BUKAMATA - Cawapres nomor urut 1 Muhaimin Iskandar atau Cak Imin mengungkap persiapan capresnya, Anies Baswedan dalam menghadapi debat pamungkas malam ini.
Cak Imin mengatakan dalam debat nanti, Anies akan membawa topik-topik yang telah dikerjakannya selama menjadi Menteri Pendidikan dan Gubernur DKI
"Ya tentu salah satunya keberhasilan selama menjadi Mendikbud, keberhasilan selama menjadi gubernur, menjadi contoh-contoh yang bisa dibawa ke program nasional," kata Cak Imin di DPP PKB, Jakarta Pusat, Minggu (4/2/2024).
Cak Imin menuturkan tidak ada masukan khusus antara dirinya dan Anies menjelang debat terakhir. Namun, Cak Imin menyerahkan sepenuhnya kepada Anies untuk memaparkan visi misi terkait tema debat malam ini.
"Ya secara umum saya tidak memberikan masukan khusus, tapi secara umum saya beberapa hal ikut mendiskusikan itu ya, tapi sepenuhnya di tangan Mas Anies nanti yang merepresentasikan," jelasnya.
"Tapi kira-kira visi misi yang ada yang sudah tersebar di mana-mana soal pendidikan dan berbagai agenda tema pada malam hari ini, itu yang ada di dalam visi misi kami," sambung dia.
Cak Imin mengatakan hasil debat akan berpengaruh terhadap elektabilitasnya. Dia pun berharap debat malam ini dapat berjalan lancar.

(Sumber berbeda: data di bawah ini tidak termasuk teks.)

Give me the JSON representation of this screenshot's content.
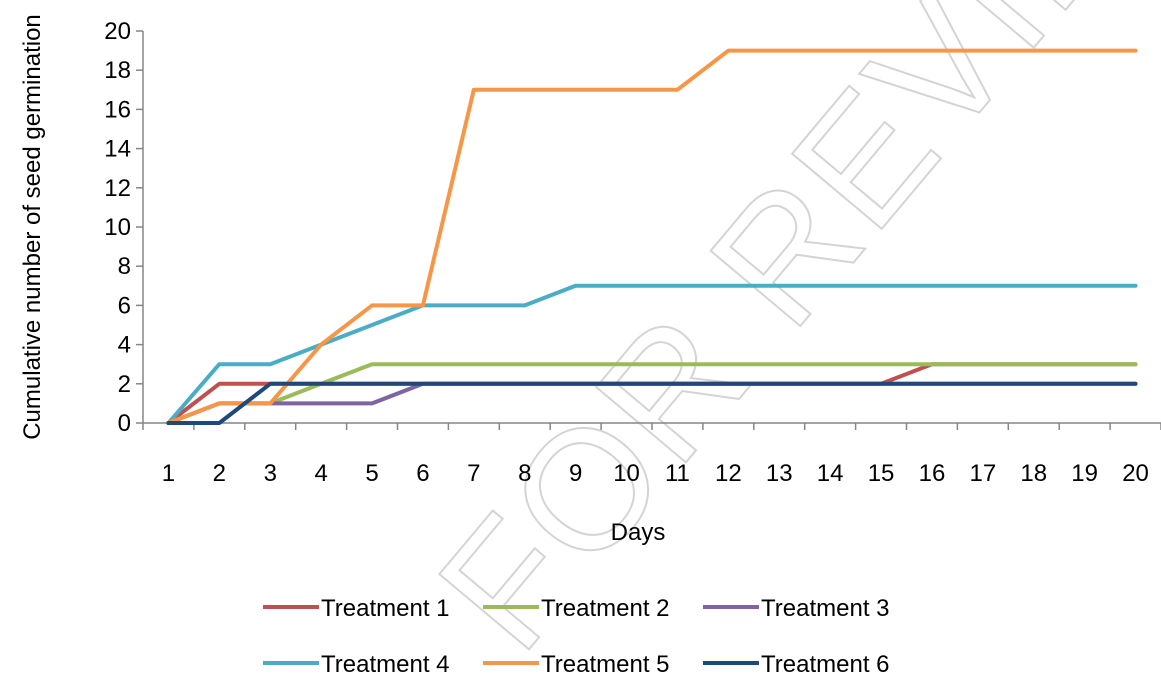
{
  "chart_data": {
    "type": "line",
    "title": "",
    "xlabel": "Days",
    "ylabel": "Cumulative number of seed germination",
    "x": [
      1,
      2,
      3,
      4,
      5,
      6,
      7,
      8,
      9,
      10,
      11,
      12,
      13,
      14,
      15,
      16,
      17,
      18,
      19,
      20
    ],
    "ylim": [
      0,
      20
    ],
    "yticks": [
      0,
      2,
      4,
      6,
      8,
      10,
      12,
      14,
      16,
      18,
      20
    ],
    "grid": false,
    "legend": "bottom",
    "series": [
      {
        "name": "Treatment 1",
        "color": "#c0504d",
        "values": [
          0,
          2,
          2,
          2,
          2,
          2,
          2,
          2,
          2,
          2,
          2,
          2,
          2,
          2,
          2,
          3,
          3,
          3,
          3,
          3
        ]
      },
      {
        "name": "Treatment 2",
        "color": "#9bbb59",
        "values": [
          0,
          1,
          1,
          2,
          3,
          3,
          3,
          3,
          3,
          3,
          3,
          3,
          3,
          3,
          3,
          3,
          3,
          3,
          3,
          3
        ]
      },
      {
        "name": "Treatment 3",
        "color": "#8064a2",
        "values": [
          0,
          1,
          1,
          1,
          1,
          2,
          2,
          2,
          2,
          2,
          2,
          2,
          2,
          2,
          2,
          2,
          2,
          2,
          2,
          2
        ]
      },
      {
        "name": "Treatment 4",
        "color": "#4bacc6",
        "values": [
          0,
          3,
          3,
          4,
          5,
          6,
          6,
          6,
          7,
          7,
          7,
          7,
          7,
          7,
          7,
          7,
          7,
          7,
          7,
          7
        ]
      },
      {
        "name": "Treatment 5",
        "color": "#f79646",
        "values": [
          0,
          1,
          1,
          4,
          6,
          6,
          17,
          17,
          17,
          17,
          17,
          19,
          19,
          19,
          19,
          19,
          19,
          19,
          19,
          19
        ]
      },
      {
        "name": "Treatment 6",
        "color": "#1f497d",
        "values": [
          0,
          0,
          2,
          2,
          2,
          2,
          2,
          2,
          2,
          2,
          2,
          2,
          2,
          2,
          2,
          2,
          2,
          2,
          2,
          2
        ]
      }
    ]
  },
  "watermark": {
    "text": "FOR REVIEW"
  }
}
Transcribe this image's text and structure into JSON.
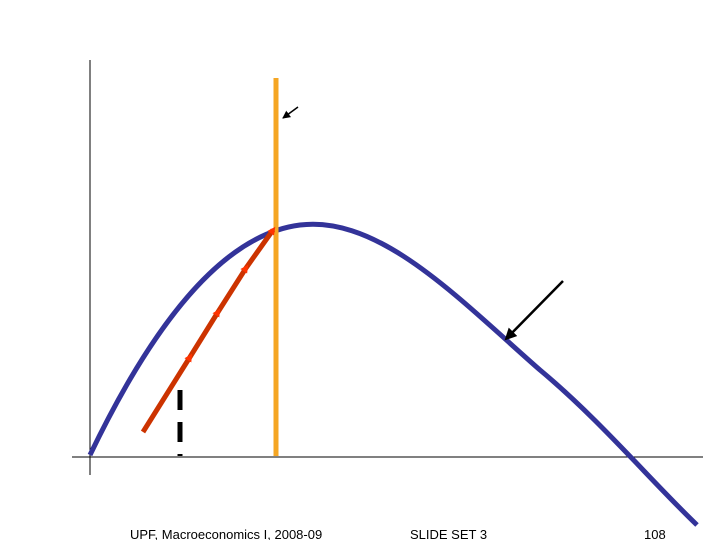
{
  "footer": {
    "source": "UPF, Macroeconomics I, 2008-09",
    "slide_set": "SLIDE SET 3",
    "page": "108"
  }
}
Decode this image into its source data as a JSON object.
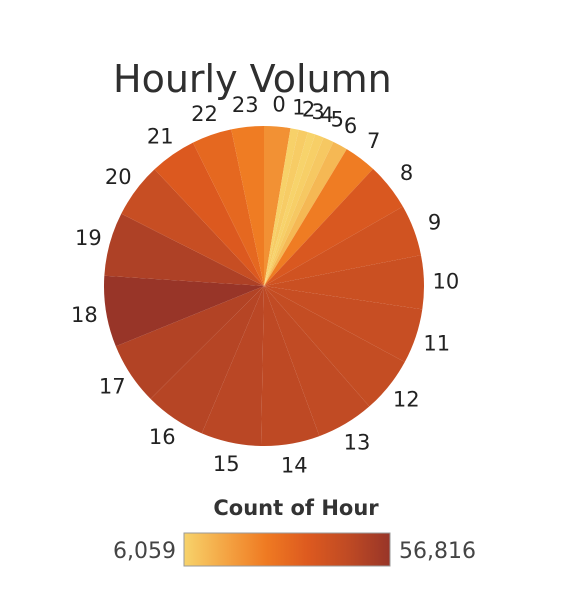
{
  "chart_data": {
    "type": "pie",
    "title": "Hourly Volumn",
    "categories": [
      "0",
      "1",
      "2",
      "3",
      "4",
      "5",
      "6",
      "7",
      "8",
      "9",
      "10",
      "11",
      "12",
      "13",
      "14",
      "15",
      "16",
      "17",
      "18",
      "19",
      "20",
      "21",
      "22",
      "23"
    ],
    "values": [
      21000,
      6500,
      7500,
      6059,
      7000,
      8500,
      12000,
      26000,
      38000,
      41000,
      43000,
      44000,
      45000,
      46000,
      47000,
      48000,
      49000,
      50000,
      56816,
      51000,
      44000,
      37000,
      32000,
      26000
    ],
    "color_legend": {
      "title": "Count of Hour",
      "min_label": "6,059",
      "max_label": "56,816",
      "min_value": 6059,
      "max_value": 56816,
      "colors": [
        "#f7d36b",
        "#f4a544",
        "#ef7a22",
        "#dd5a1f",
        "#bf4a24",
        "#983528"
      ]
    }
  }
}
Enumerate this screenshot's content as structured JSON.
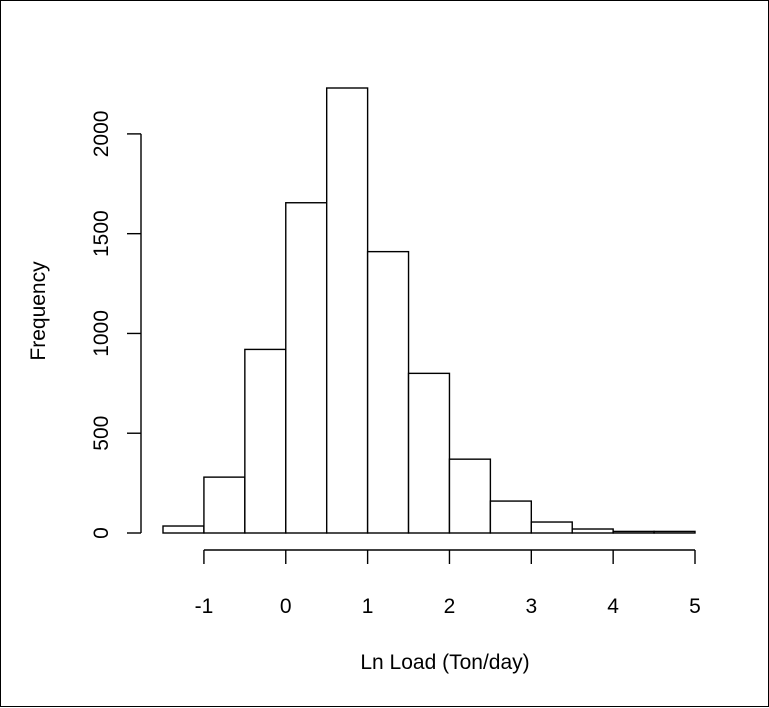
{
  "chart_data": {
    "type": "bar",
    "subtype": "histogram",
    "title": "",
    "xlabel": "Ln Load (Ton/day)",
    "ylabel": "Frequency",
    "bins": [
      {
        "x0": -1.5,
        "x1": -1.0,
        "value": 35
      },
      {
        "x0": -1.0,
        "x1": -0.5,
        "value": 280
      },
      {
        "x0": -0.5,
        "x1": 0.0,
        "value": 920
      },
      {
        "x0": 0.0,
        "x1": 0.5,
        "value": 1655
      },
      {
        "x0": 0.5,
        "x1": 1.0,
        "value": 2230
      },
      {
        "x0": 1.0,
        "x1": 1.5,
        "value": 1410
      },
      {
        "x0": 1.5,
        "x1": 2.0,
        "value": 800
      },
      {
        "x0": 2.0,
        "x1": 2.5,
        "value": 370
      },
      {
        "x0": 2.5,
        "x1": 3.0,
        "value": 160
      },
      {
        "x0": 3.0,
        "x1": 3.5,
        "value": 55
      },
      {
        "x0": 3.5,
        "x1": 4.0,
        "value": 20
      },
      {
        "x0": 4.0,
        "x1": 4.5,
        "value": 8
      },
      {
        "x0": 4.5,
        "x1": 5.0,
        "value": 8
      }
    ],
    "x_ticks": [
      -1,
      0,
      1,
      2,
      3,
      4,
      5
    ],
    "x_tick_labels": [
      "-1",
      "0",
      "1",
      "2",
      "3",
      "4",
      "5"
    ],
    "y_ticks": [
      0,
      500,
      1000,
      1500,
      2000
    ],
    "y_tick_labels": [
      "0",
      "500",
      "1000",
      "1500",
      "2000"
    ],
    "xlim": [
      -1.5,
      5.0
    ],
    "ylim": [
      0,
      2230
    ],
    "grid": false,
    "legend": "none",
    "bar_fill": "#ffffff",
    "bar_stroke": "#000000"
  }
}
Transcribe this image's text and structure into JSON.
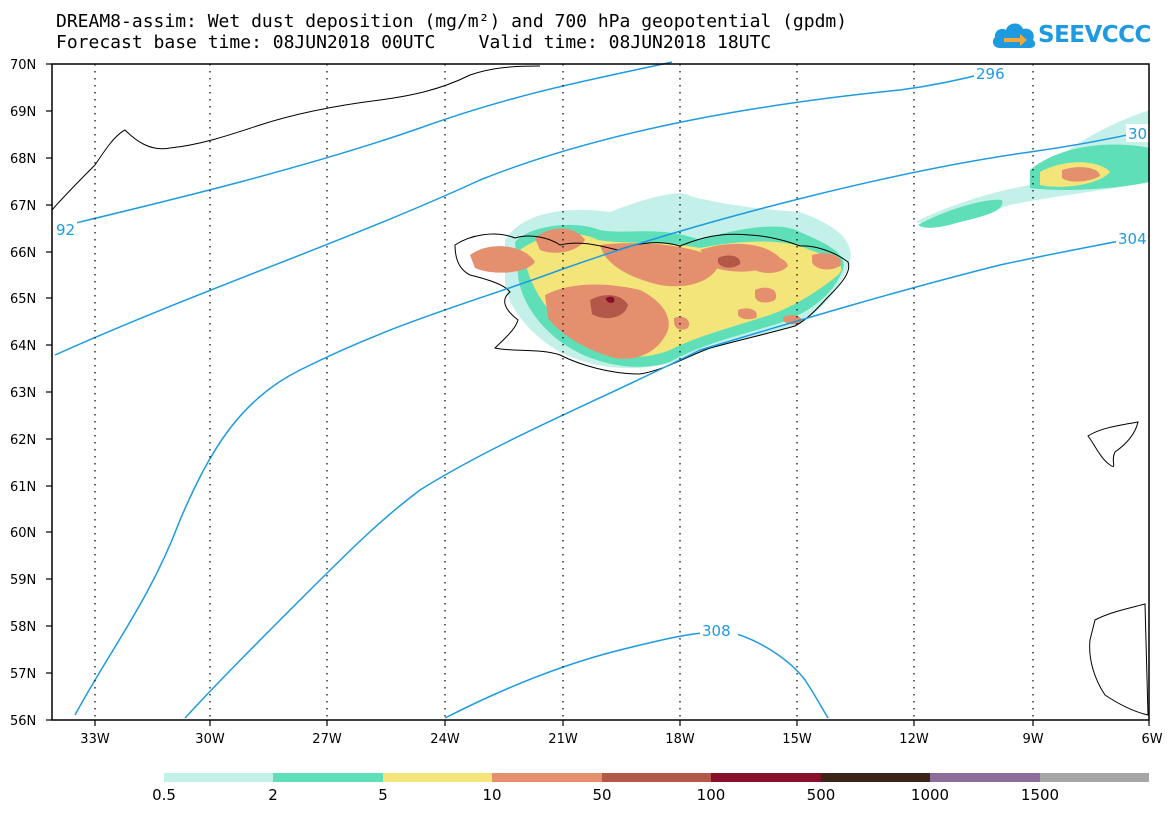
{
  "header": {
    "title_line1": "DREAM8-assim: Wet dust deposition (mg/m²) and 700 hPa geopotential (gpdm)",
    "title_line2": "Forecast base time: 08JUN2018 00UTC    Valid time: 08JUN2018 18UTC"
  },
  "logo": {
    "text": "SEEVCCC",
    "icon": "cloud-icon",
    "color": "#1e9be0"
  },
  "map": {
    "lat_labels": [
      "70N",
      "69N",
      "68N",
      "67N",
      "66N",
      "65N",
      "64N",
      "63N",
      "62N",
      "61N",
      "60N",
      "59N",
      "58N",
      "57N",
      "56N"
    ],
    "lon_labels": [
      "33W",
      "30W",
      "27W",
      "24W",
      "21W",
      "18W",
      "15W",
      "12W",
      "9W",
      "6W"
    ],
    "contour_color": "#1e9be0",
    "contour_labels": [
      "296",
      "30",
      "92",
      "304",
      "308"
    ]
  },
  "legend": {
    "labels": [
      "0.5",
      "2",
      "5",
      "10",
      "50",
      "100",
      "500",
      "1000",
      "1500"
    ],
    "colors": [
      "#c4f0ea",
      "#5fdfb8",
      "#f3e57a",
      "#e48f6e",
      "#b35748",
      "#880f2a",
      "#3c2418",
      "#8c6d9c",
      "#a6a6a6"
    ]
  }
}
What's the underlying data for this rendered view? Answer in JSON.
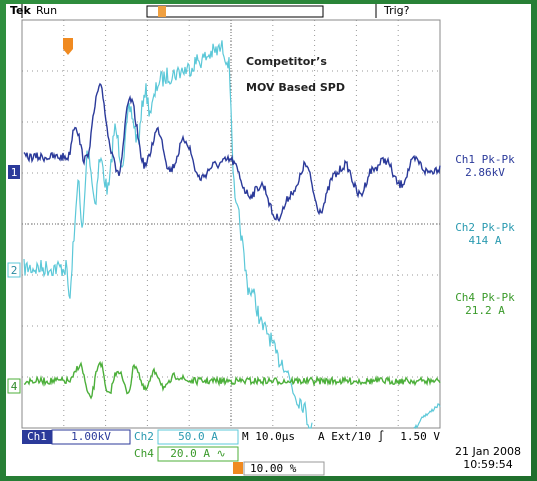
{
  "header": {
    "brand": "Tek",
    "state": "Run",
    "trigger_status": "Trig?"
  },
  "annotation": {
    "line1": "Competitor’s",
    "line2": "MOV Based SPD"
  },
  "channel_markers": [
    "1",
    "2",
    "4"
  ],
  "measurements": [
    {
      "label": "Ch1 Pk-Pk",
      "value": "2.86kV"
    },
    {
      "label": "Ch2 Pk-Pk",
      "value": "414 A"
    },
    {
      "label": "Ch4 Pk-Pk",
      "value": "21.2 A"
    }
  ],
  "settings": {
    "ch1_label": "Ch1",
    "ch1_scale": "1.00kV",
    "ch2_label": "Ch2",
    "ch2_scale": "50.0 A",
    "ch4_label": "Ch4",
    "ch4_scale": "20.0 A ∿",
    "timebase": "M 10.0µs",
    "trigger": "A Ext/10 ∫",
    "trigger_level": "1.50 V",
    "trigger_position": "10.00 %"
  },
  "timestamp": {
    "date": "21 Jan  2008",
    "time": "10:59:54"
  }
}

"Biasanya berpengaruh setiap debat, itu berpangruh siginifikan. Moga-moga hasilnya baik pada malam ini," ujarnya.
KPU akan menggelar debat kelima atau debat pamungkas yang diikuti capres. Tema debat kelima ialah Pendidikan, Kesehatan, Ketenagakerjaan, Kebudayaan, Teknologi Informasi, Kesejahteraan Sosial dan Inklusi.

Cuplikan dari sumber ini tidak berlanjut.